Since the standard deviation is estimated using a submodel that itself uses a log link, we have to make a prior on the log scale of log standard deviation. For standard deviation on the log scale, let’s assume a baseline of around 100ms response time. Then, our prior on standard deviation on the log scale could reasonbly be as small as one reflecting individual differences on the order of 10ms: \(log(110) - log(100) \approx 0.1 \approx e^-2.4\), or as large as one reflecting a difference of 1 second: \(log(1100) - log(100) \approx 2.4 \approx e^0.9\). So we’ll center our log log sd prior at \((0.9 + -2.4)/2\) and give it a 95% interval that covers them (sd of \((0.9 - -2.4)/4\)): \(\mathrm{Normal}(-0.75, 0.825)\).

Finally, for differences in log log standard deviation, we’ll assume zero-centered with similar magnitude to the intercept: \(\mathrm{Normal}(0, 0.825)\).

These priors can be specified as follows:

log_bayes_priors <- c(
    prior(normal(5.5, 1.75), class = b, coef = intercept),
    prior(normal(0, 2.3), class = b, coef = groupB),
    prior(normal(-0.75, 0.825), class = b, coef = intercept, dpar = sigma),
    prior(normal(0, 0.825), class = b, coef = groupB, dpar = sigma)
  )
log_bayes_priors

prior	class	coef	dpar
normal(5.5, 1.75)	b	intercept
normal(0, 2.3)	b	groupB
normal(-0.75, 0.825)	b	intercept	sigma
normal(0, 0.825)	b	groupB	sigma

Then we can re-run the model from approach 3a with those priors:

m_log_bayes_informed <- brm(brmsformula(
    completion_time_ms ~ group + 0 + intercept,
    sigma ~ group + 0 + intercept
  ), data = data, family = lognormal, prior = log_bayes_priors)
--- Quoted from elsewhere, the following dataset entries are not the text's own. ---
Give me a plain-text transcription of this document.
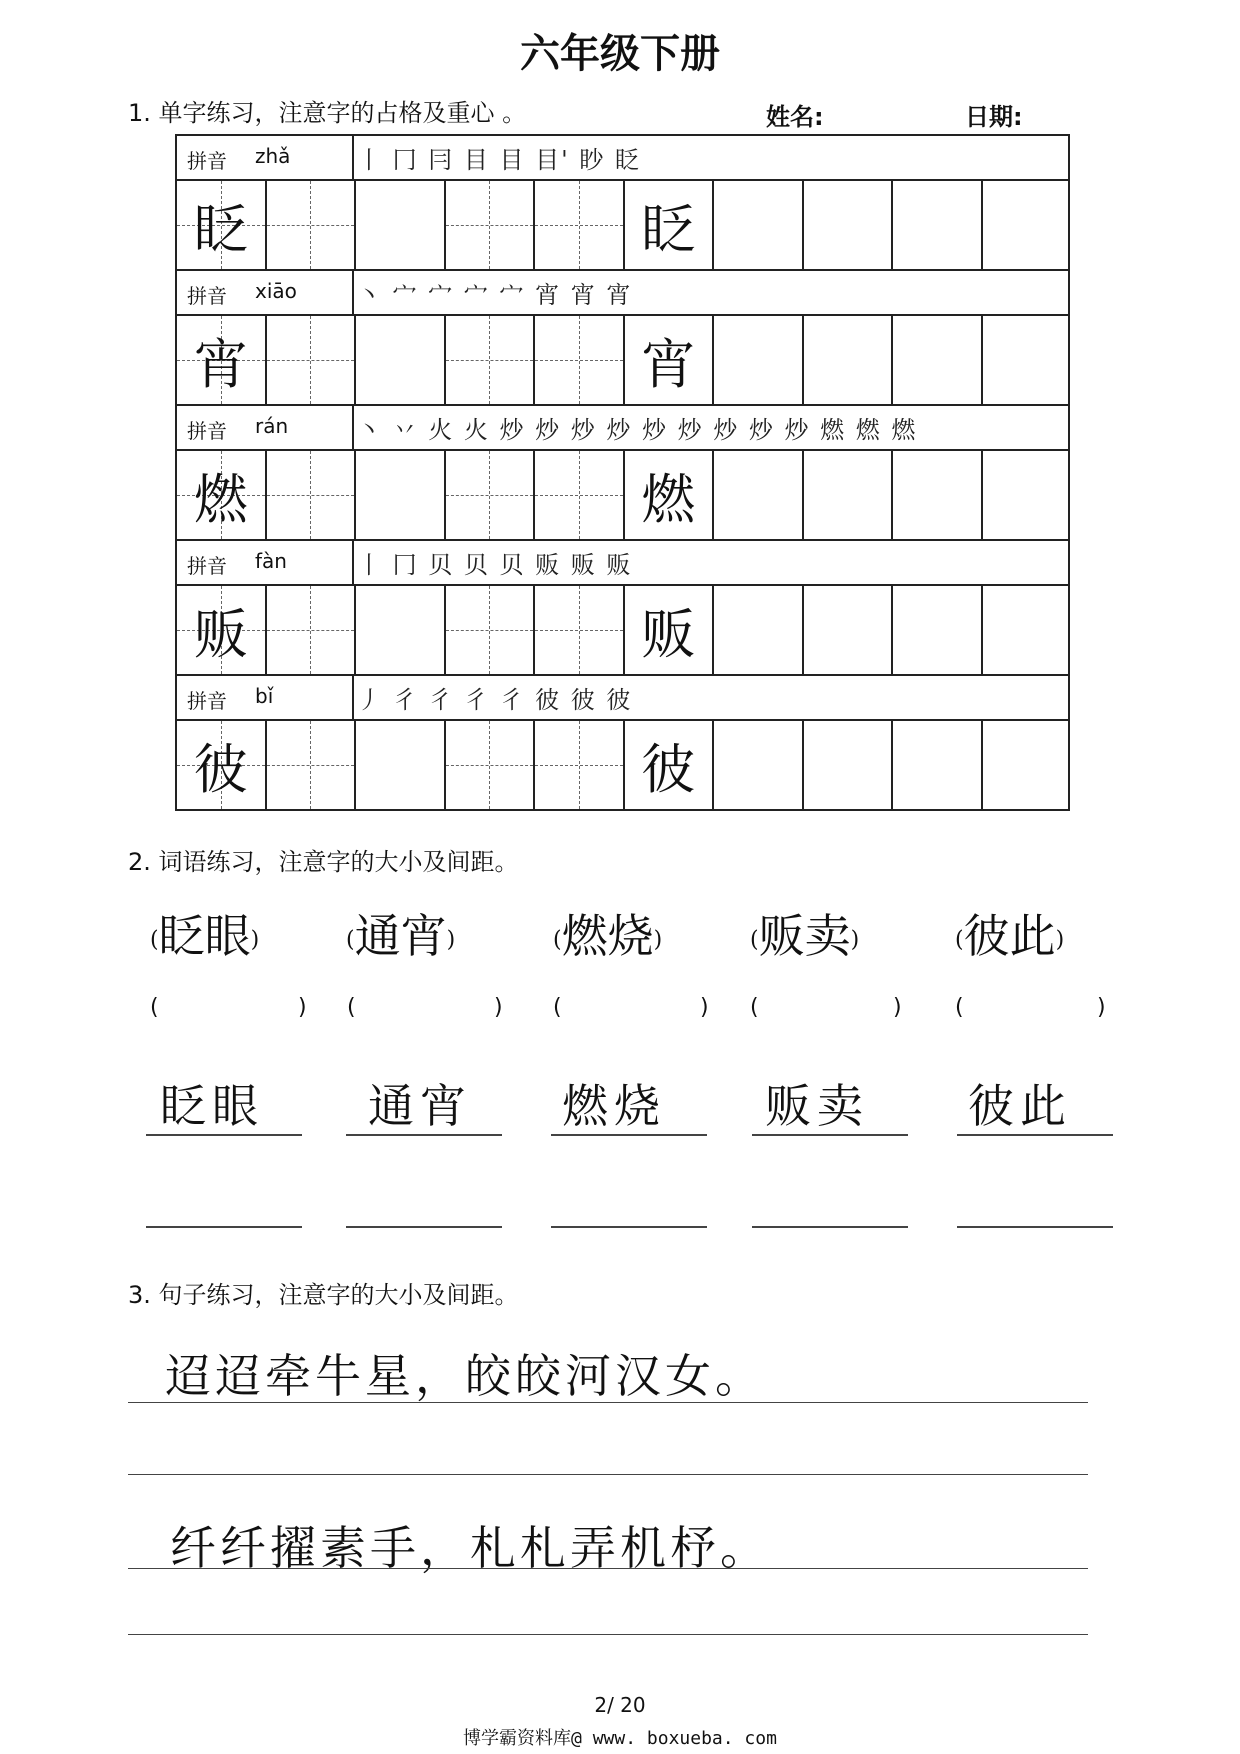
六年级下册
1. 单字练习，注意字的占格及重心 。	姓名:	日期:
拼音 zhǎ	丨 冂 冃 目 目 目' 眇 眨
眨	眨
拼音 xiāo	丶 宀 宀 宀 宀 宵 宵 宵
宵	宵
拼音 rán	丶 丷 火 火 炒 炒 炒 炒 炒 炒 炒 炒 炒 燃 燃 燃
燃	燃
拼音 fàn	丨 冂 贝 贝 贝 贩 贩 贩
贩	贩
拼音 bǐ	丿 彳 彳 彳 彳 彼 彼 彼
彼	彼
2. 词语练习，注意字的大小及间距。
(眨眼)	(通宵)	(燃烧)	(贩卖)	(彼此)
(	) (	) (	) (	) (	)
眨眼 通宵 燃烧 贩卖 彼此
3. 句子练习，注意字的大小及间距。
迢迢牵牛星，皎皎河汉女。
纤纤擢素手，札札弄机杼。
2/ 20
博学霸资料库@ www. boxueba. com
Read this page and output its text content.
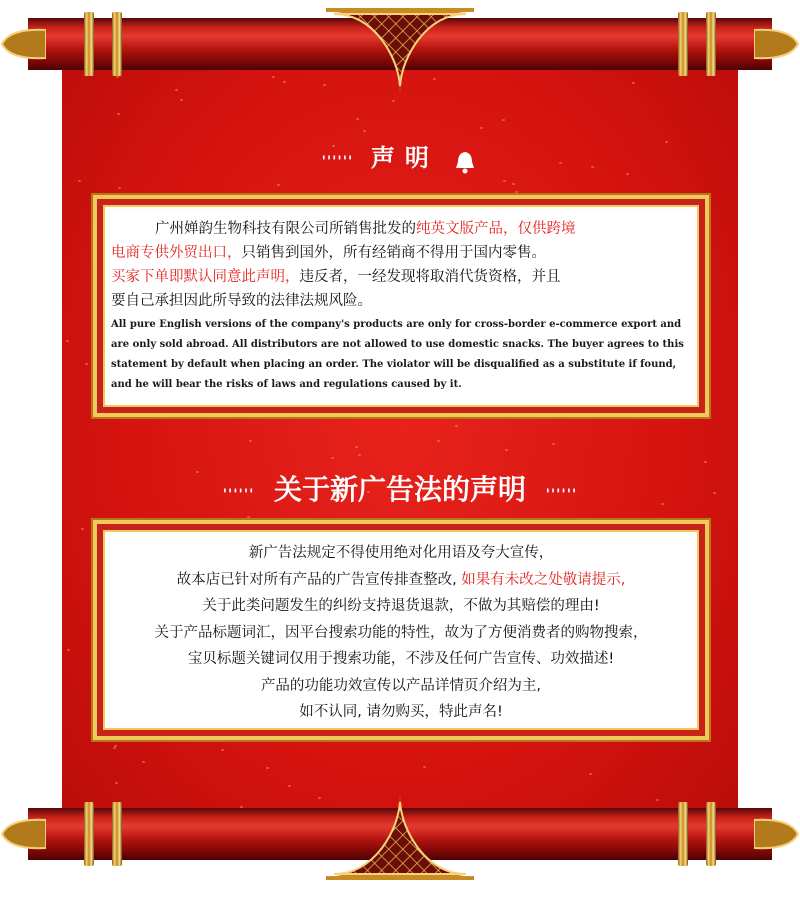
'''''' 声明
广州婵韵生物科技有限公司所销售批发的纯英文版产品，仅供跨境
电商专供外贸出口，只销售到国外，所有经销商不得用于国内零售。
买家下单即默认同意此声明，违反者，一经发现将取消代货资格，并且
要自己承担因此所导致的法律法规风险。
All pure English versions of the company's products are only for cross-border e-commerce export and
are only sold abroad. All distributors are not allowed to use domestic snacks. The buyer agrees to this
statement by default when placing an order. The violator will be disqualified as a substitute if found,
and he will bear the risks of laws and regulations caused by it.
'''''' 关于新广告法的声明 ''''''
新广告法规定不得使用绝对化用语及夸大宣传，
故本店已针对所有产品的广告宣传排查整改, 如果有未改之处敬请提示,
关于此类问题发生的纠纷支持退货退款，不做为其赔偿的理由!
关于产品标题词汇，因平台搜索功能的特性，故为了方便消费者的购物搜索，
宝贝标题关键词仅用于搜索功能，不涉及任何广告宣传、功效描述!
产品的功能功效宣传以产品详情页介绍为主,
如不认同, 请勿购买，特此声名!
log_bayes_informed_samples <- 
  data %>%
  # reverse the order of group so that the output is A - B instead of B - A
  data_grid(group = fct_rev(group)) %>%
  add_fitted_draws(m_log_bayes_informed, value = "estimate") %>%
  ungroup() %>%
  compare_levels(estimate, by = group) %>%
  mutate(method = "lognormal regression (Bayesian, weakly informed)") %>%
  group_by(method)

log_bayes_informed_interval <-
  log_bayes_informed_samples %>%
  mean_qi(estimate) %>%
  to_broom_names()
log_bayes_informed_interval

method	estimate	conf.low	conf.high	.width	.point	.interval
lognormal regression (Bayesian, weakly informed)	104.4916	82.77971	129.5219	0.95	mean	qi

A.1.4 Comparing approaches

All approaches that give estimates for the difference in means give very similar results:

bayes_samples = bind_rows(log_bayes_samples, log_bayes_informed_samples)

bind_rows(t_interval, log_interval, log_bayes_interval, log_bayes_informed_interval) %>%
  ggplot(aes(x = estimate, y = method)) + 
  geom_violinh(data = bayes_samples, color = NA, fill = "gray65") +
  geom_pointrangeh(aes(xmin = conf.low, xmax = conf.high)) +
  geom_vline(xintercept = 0)

The Bayesian estimates include posterior distributions shown as violin plots in gray.